1. S/A, “Introducción”, en El arte de Pompeya, catálogo de la exposición, México, Museo de San Carlos/Instituto Nacional de Bellas Artes (INBA), octubre 1981-enero 1982, p. 13.
2. Egon Caesar Conte Corti, Muerte y resurrección de Pompeya y Herculano, Barcelona, Destino, 1958, p. 81.
3. Ibidem, p. 102.
4. Ibid., p. 89.
5. Citado en ibid., p. 114.
6. Catálogo El arte de Pompeya, op. cit., p. 91.
7. Ibidem, p. 113.
8. Fausto Zevi, “Pasado y presente de las excavaciones en Pompeya”, en ibid., p. 16.

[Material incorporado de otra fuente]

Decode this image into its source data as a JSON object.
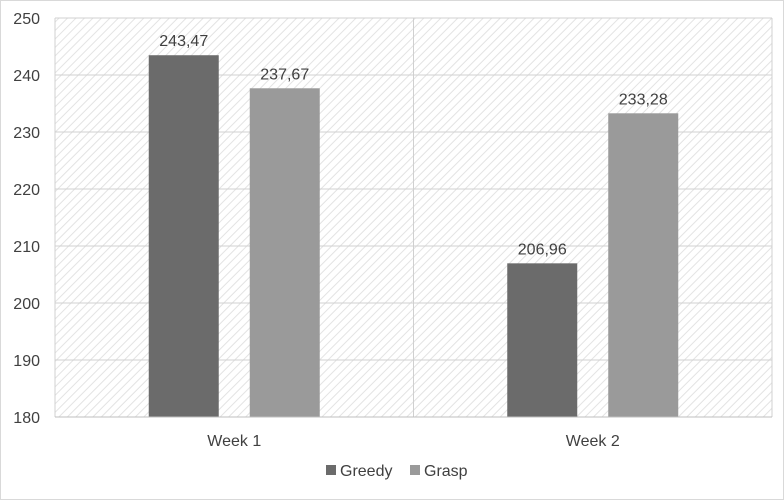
{
  "chart_data": {
    "type": "bar",
    "title": "",
    "xlabel": "",
    "ylabel": "",
    "categories": [
      "Week 1",
      "Week 2"
    ],
    "series": [
      {
        "name": "Greedy",
        "values": [
          243.47,
          206.96
        ],
        "labels": [
          "243,47",
          "206,96"
        ],
        "color": "#6b6b6b"
      },
      {
        "name": "Grasp",
        "values": [
          237.67,
          233.28
        ],
        "labels": [
          "237,67",
          "233,28"
        ],
        "color": "#9a9a9a"
      }
    ],
    "ylim": [
      180,
      250
    ],
    "yticks": [
      "180",
      "190",
      "200",
      "210",
      "220",
      "230",
      "240",
      "250"
    ],
    "grid": true,
    "legend": "bottom-center",
    "plot_background": "hatched"
  }
}
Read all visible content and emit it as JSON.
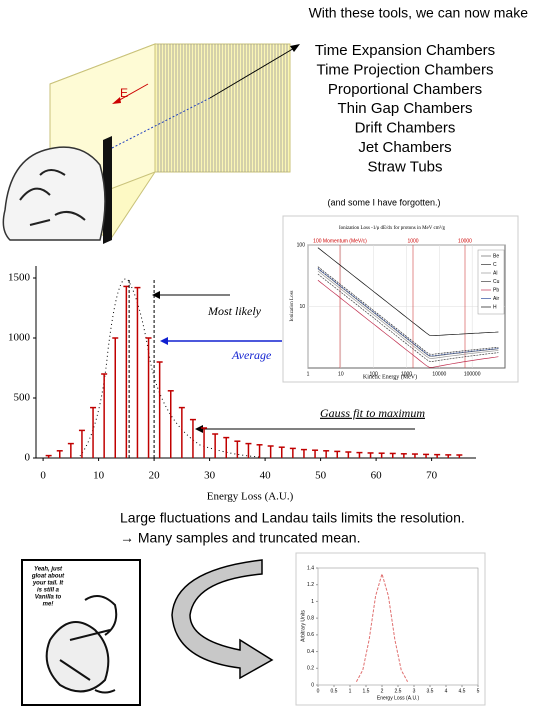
{
  "heading": "With these tools, we can now make",
  "chamber_list": [
    "Time Expansion Chambers",
    "Time Projection Chambers",
    "Proportional Chambers",
    "Thin Gap Chambers",
    "Drift Chambers",
    "Jet Chambers",
    "Straw Tubs"
  ],
  "note": "(and some I have forgotten.)",
  "box_label": "E",
  "ionization_plot": {
    "type": "line",
    "title": "Ionization Loss -1/ρ dE/dx for protons in MeV cm²/g",
    "momentum_labels": [
      "100 Momentum (MeV/c)",
      "1000",
      "10000"
    ],
    "x_label": "Kinetic Energy (MeV)",
    "y_label": "Ionization Loss",
    "log_x": true,
    "log_y": true,
    "xlim": [
      1,
      1000000
    ],
    "xticks": [
      1,
      10,
      100,
      1000,
      10000,
      100000
    ],
    "ylim": [
      1,
      100
    ],
    "yticks": [
      10,
      100
    ],
    "legend": [
      "Be",
      "C",
      "Al",
      "Cu",
      "Pb",
      "Air",
      "H"
    ]
  },
  "histogram": {
    "type": "bar",
    "x_label": "Energy Loss (A.U.)",
    "xlim": [
      -2,
      78
    ],
    "xticks": [
      0,
      10,
      20,
      30,
      40,
      50,
      60,
      70
    ],
    "ylim": [
      0,
      1600
    ],
    "yticks": [
      0,
      500,
      1000,
      1500
    ],
    "x": [
      1,
      3,
      5,
      7,
      9,
      11,
      13,
      15,
      17,
      19,
      21,
      23,
      25,
      27,
      29,
      31,
      33,
      35,
      37,
      39,
      41,
      43,
      45,
      47,
      49,
      51,
      53,
      55,
      57,
      59,
      61,
      63,
      65,
      67,
      69,
      71,
      73,
      75
    ],
    "values": [
      20,
      60,
      120,
      230,
      420,
      700,
      1000,
      1430,
      1420,
      1000,
      800,
      560,
      420,
      320,
      250,
      200,
      170,
      140,
      120,
      110,
      100,
      90,
      80,
      70,
      65,
      60,
      55,
      50,
      45,
      42,
      40,
      38,
      35,
      33,
      30,
      28,
      26,
      25
    ],
    "color": "#c00000",
    "annotations": [
      {
        "text": "Most likely",
        "x": 15.5
      },
      {
        "text": "Average",
        "x": 20
      },
      {
        "text": "Gauss fit to maximum"
      }
    ]
  },
  "caption_lines": [
    "Large fluctuations and Landau tails limits the resolution.",
    "→ Many samples and truncated mean."
  ],
  "comic_text": [
    "Yeah, just",
    "gloat about",
    "your tail. It",
    "is still a",
    "Vanilla to",
    "me!"
  ],
  "gauss_plot": {
    "type": "line",
    "x_label": "Energy Loss (A.U.)",
    "y_label": "Arbitrary Units",
    "xlim": [
      0,
      5
    ],
    "xticks": [
      0,
      0.5,
      1,
      1.5,
      2,
      2.5,
      3,
      3.5,
      4,
      4.5,
      5
    ],
    "ylim": [
      0,
      1.4
    ],
    "yticks": [
      0,
      0.2,
      0.4,
      0.6,
      0.8,
      1,
      1.2,
      1.4
    ],
    "x": [
      1.2,
      1.4,
      1.6,
      1.8,
      2,
      2.2,
      2.4,
      2.6,
      2.8
    ],
    "values": [
      0.038,
      0.18,
      0.547,
      1.065,
      1.33,
      1.065,
      0.547,
      0.18,
      0.038
    ],
    "color": "#e07070"
  }
}
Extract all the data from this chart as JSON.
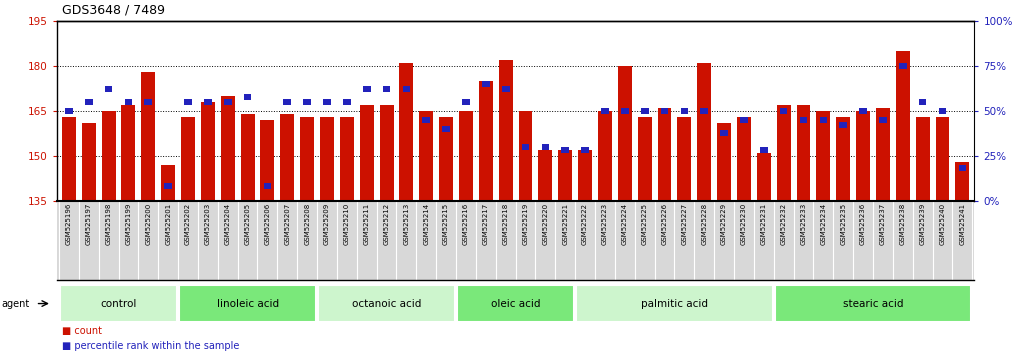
{
  "title": "GDS3648 / 7489",
  "samples": [
    "GSM525196",
    "GSM525197",
    "GSM525198",
    "GSM525199",
    "GSM525200",
    "GSM525201",
    "GSM525202",
    "GSM525203",
    "GSM525204",
    "GSM525205",
    "GSM525206",
    "GSM525207",
    "GSM525208",
    "GSM525209",
    "GSM525210",
    "GSM525211",
    "GSM525212",
    "GSM525213",
    "GSM525214",
    "GSM525215",
    "GSM525216",
    "GSM525217",
    "GSM525218",
    "GSM525219",
    "GSM525220",
    "GSM525221",
    "GSM525222",
    "GSM525223",
    "GSM525224",
    "GSM525225",
    "GSM525226",
    "GSM525227",
    "GSM525228",
    "GSM525229",
    "GSM525230",
    "GSM525231",
    "GSM525232",
    "GSM525233",
    "GSM525234",
    "GSM525235",
    "GSM525236",
    "GSM525237",
    "GSM525238",
    "GSM525239",
    "GSM525240",
    "GSM525241"
  ],
  "red_values": [
    163,
    161,
    165,
    167,
    178,
    147,
    163,
    168,
    170,
    164,
    162,
    164,
    163,
    163,
    163,
    167,
    167,
    181,
    165,
    163,
    165,
    175,
    182,
    165,
    152,
    152,
    152,
    165,
    180,
    163,
    166,
    163,
    181,
    161,
    163,
    151,
    167,
    167,
    165,
    163,
    165,
    166,
    185,
    163,
    163,
    148
  ],
  "blue_values": [
    50,
    55,
    62,
    55,
    55,
    8,
    55,
    55,
    55,
    58,
    8,
    55,
    55,
    55,
    55,
    62,
    62,
    62,
    45,
    40,
    55,
    65,
    62,
    30,
    30,
    28,
    28,
    50,
    50,
    50,
    50,
    50,
    50,
    38,
    45,
    28,
    50,
    45,
    45,
    42,
    50,
    45,
    75,
    55,
    50,
    18
  ],
  "groups": [
    {
      "label": "control",
      "start": 0,
      "end": 6,
      "color": "#cdf5cd"
    },
    {
      "label": "linoleic acid",
      "start": 6,
      "end": 13,
      "color": "#7ae87a"
    },
    {
      "label": "octanoic acid",
      "start": 13,
      "end": 20,
      "color": "#cdf5cd"
    },
    {
      "label": "oleic acid",
      "start": 20,
      "end": 26,
      "color": "#7ae87a"
    },
    {
      "label": "palmitic acid",
      "start": 26,
      "end": 36,
      "color": "#cdf5cd"
    },
    {
      "label": "stearic acid",
      "start": 36,
      "end": 46,
      "color": "#7ae87a"
    }
  ],
  "ylim_left": [
    135,
    195
  ],
  "ylim_right": [
    0,
    100
  ],
  "yticks_left": [
    135,
    150,
    165,
    180,
    195
  ],
  "yticks_right": [
    0,
    25,
    50,
    75,
    100
  ],
  "ytick_labels_right": [
    "0%",
    "25%",
    "50%",
    "75%",
    "100%"
  ],
  "red_color": "#cc1100",
  "blue_color": "#2222bb",
  "bar_width": 0.7,
  "bg_color": "#ffffff",
  "plot_bg_color": "#ffffff",
  "label_bg_color": "#d8d8d8",
  "grid_color": "#000000",
  "grid_style": ":"
}
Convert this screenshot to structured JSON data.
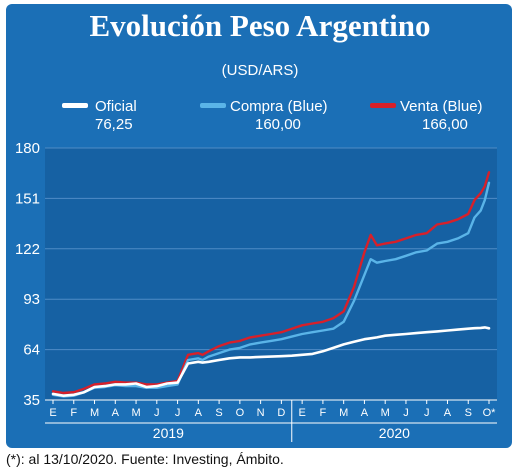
{
  "title": "Evolución Peso Argentino",
  "unit_label": "(USD/ARS)",
  "legend": [
    {
      "label": "Oficial",
      "value": "76,25",
      "color": "#ffffff"
    },
    {
      "label": "Compra (Blue)",
      "value": "160,00",
      "color": "#5ab4e8"
    },
    {
      "label": "Venta (Blue)",
      "value": "166,00",
      "color": "#d7202a"
    }
  ],
  "footnote": "(*): al 13/10/2020. Fuente: Investing, Ámbito.",
  "colors": {
    "panel": "#1b6fb6",
    "plot_bg": "#1661a3",
    "grid": "#4f8cc6"
  },
  "chart_data": {
    "type": "line",
    "ylim": [
      35,
      180
    ],
    "yticks": [
      35,
      64,
      93,
      122,
      151,
      180
    ],
    "months": [
      "E",
      "F",
      "M",
      "A",
      "M",
      "J",
      "J",
      "A",
      "S",
      "O",
      "N",
      "D",
      "E",
      "F",
      "M",
      "A",
      "M",
      "J",
      "J",
      "A",
      "S",
      "O*"
    ],
    "years": [
      "2019",
      "2020"
    ],
    "x_index": [
      0,
      0.5,
      1,
      1.5,
      2,
      2.5,
      3,
      3.5,
      4,
      4.5,
      5,
      5.5,
      6,
      6.5,
      7,
      7.2,
      7.5,
      8,
      8.5,
      9,
      9.5,
      10,
      10.5,
      11,
      11.5,
      12,
      12.5,
      13,
      13.5,
      14,
      14.5,
      15,
      15.3,
      15.6,
      16,
      16.5,
      17,
      17.5,
      18,
      18.5,
      19,
      19.5,
      20,
      20.3,
      20.6,
      20.8,
      21
    ],
    "series": [
      {
        "name": "Oficial",
        "color": "#ffffff",
        "values": [
          38.5,
          37.5,
          38,
          39.5,
          42.5,
          43,
          44,
          44,
          44.5,
          42.5,
          43,
          44.5,
          45,
          56,
          57,
          56.5,
          57,
          58,
          59,
          59.5,
          59.5,
          59.8,
          60,
          60.2,
          60.5,
          61,
          61.5,
          63,
          65,
          67,
          68.5,
          70,
          70.5,
          71,
          72,
          72.5,
          73,
          73.5,
          74,
          74.5,
          75,
          75.5,
          76,
          76.3,
          76.5,
          76.8,
          76.25
        ]
      },
      {
        "name": "Compra (Blue)",
        "color": "#5ab4e8",
        "values": [
          38,
          37,
          37.5,
          39.5,
          42,
          42.5,
          43.5,
          43,
          43,
          42,
          42,
          43,
          44,
          58,
          59,
          58,
          60,
          62,
          64,
          65,
          67,
          68,
          69,
          70,
          71.5,
          73,
          74,
          75,
          76,
          80,
          92,
          107,
          116,
          114,
          115,
          116,
          118,
          120,
          121,
          125,
          126,
          128,
          131,
          140,
          144,
          150,
          160
        ]
      },
      {
        "name": "Venta (Blue)",
        "color": "#d7202a",
        "values": [
          40,
          39,
          39.5,
          41.5,
          44,
          44.5,
          45.5,
          45,
          45,
          44,
          44,
          45,
          46,
          61,
          62,
          61,
          63,
          66,
          68,
          69,
          71,
          72,
          73,
          74,
          76,
          78,
          79,
          80,
          82,
          86,
          100,
          120,
          130,
          124,
          125,
          126,
          128,
          130,
          131,
          136,
          137,
          139,
          142,
          150,
          154,
          158,
          166
        ]
      }
    ]
  }
}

9. Norman Bryson, Volver a mirar. Cuatro ensayos sobre la pintura de naturalezas muertas, Madrid, Alianza Editorial, 2005, p. 19.
10. Amadeo Maiuri, Pompei. I nuovi scavi. La villa dei misteri. L’antiquarium. Roma, Istituto Poligrafico dello Stato, 1970, p. 17.
11. Catálogo El arte de Pompeya, op. cit., pp. 101-102. Egon Caesar Conte Corti, op. cit., p. 154.
12. Egon Caesar Conte Corti, op. cit., p. 93.
13. Catálogo El arte de Pompeya, op. cit., p. 111.
14. Ibidem, p. 112.
15. Richard Brilliant, Pompeii AD 79. The Treasure of Rediscovery, Nueva York, Clarkson N. Potter, Inc., 1979, p. 31.
16. Retratado de manera magistral por Susan Sontag en su novela El amante del volcán, publicada en español por la editorial Suma de Letras en 2001.
17. Véase Johannes Joachim Winckelmann, Historia del arte en la antigüedad, Madrid, Aguilar, 1955.